CRIMEA – Simferopol 26/10/2015. «La riunificazione della Crimea con la Russia ci dà la speranza che un giorno anche il Kosovo possa rientrare in Serbia», ha detto Sanda Raskovic Ivic, leader del Partito democratico serbo e fautrice di un riavvicinamento della Serbia alla Russia.

Riporta Sputnik che una delegazione di politici serbi del Blocco patriottico, che comprende il Partito Democratico e membri del Movimento Dveri, sta visitando la Crimea. Raskovic-Ivic (nella foto) ha poi detto che i membri della sua delegazione, composta da 8 persone, di cui fa parte anche il leader del Dveri, Bosko Obradovic, appoggiano la scelta dei residenti della Crimea di riunirsi alla Russia e insistere sulla richiesta di un referendum per decidere sullo status della Serbia nell’Ue.

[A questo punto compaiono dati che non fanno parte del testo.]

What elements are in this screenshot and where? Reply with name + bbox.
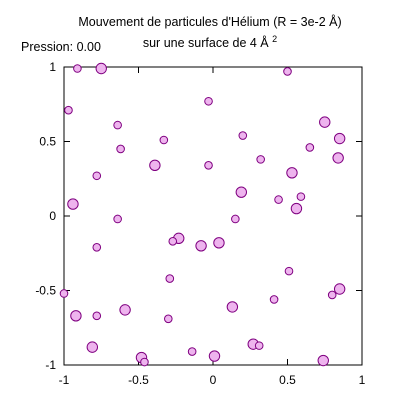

Il 27 ottobre, i politici serbi incontreranno l’inviato presidenziale in Crimea, Oleg Belaventsev, Sergei Aksjonov e il presidente del parlamento di Crimea Vladimir Konstantinov. Raskovic Ivic, durante la sua permanenza a Yalta, ha sottolineato che nello stesso modo in cui la cristianizzazione della Russia è iniziata in Crimea, la cristianizzazione della Serbia è iniziata in Kosovo. Secondo il politico serbo, l’Occidente non vuole riconoscere il referendum di Crimea, e allo stesso modo è contro un referendum in Serbia: «La nostra visita ha due significati. Vogliamo esprimere sostegno al popolo russo e agli abitanti di Crimea che sono tornati nella loro patria storica. La sua riunificazione con la Russia ci dà la speranza che un giorno potremo riavere il Kosovo, la culla della nostra storia». Quando era guidato dal dell’ex primo Ministro Vojislav Kostunica, il Partito democratico serbo sedeva in parlamento; ma, alle elezioni del 2014, il partito non è riuscito a superare lo sbarramento del cinque per cento, divento una forza di opposizione extraparlamentare. Dal 2014, il partito è guidato da Raskovic Ivic, ambasciatrice serba in Italia nel periodo 2008-2011, presidente del Centro di coordinamento per il Kosovo e Metohija nel biennio 2005-2007. Il Movimento Dveri è un movimento conservatore antifascista; anch’esso non è riuscito a superare lo sbarramento del 5 per cento alle elezioni del 2012 e 2014.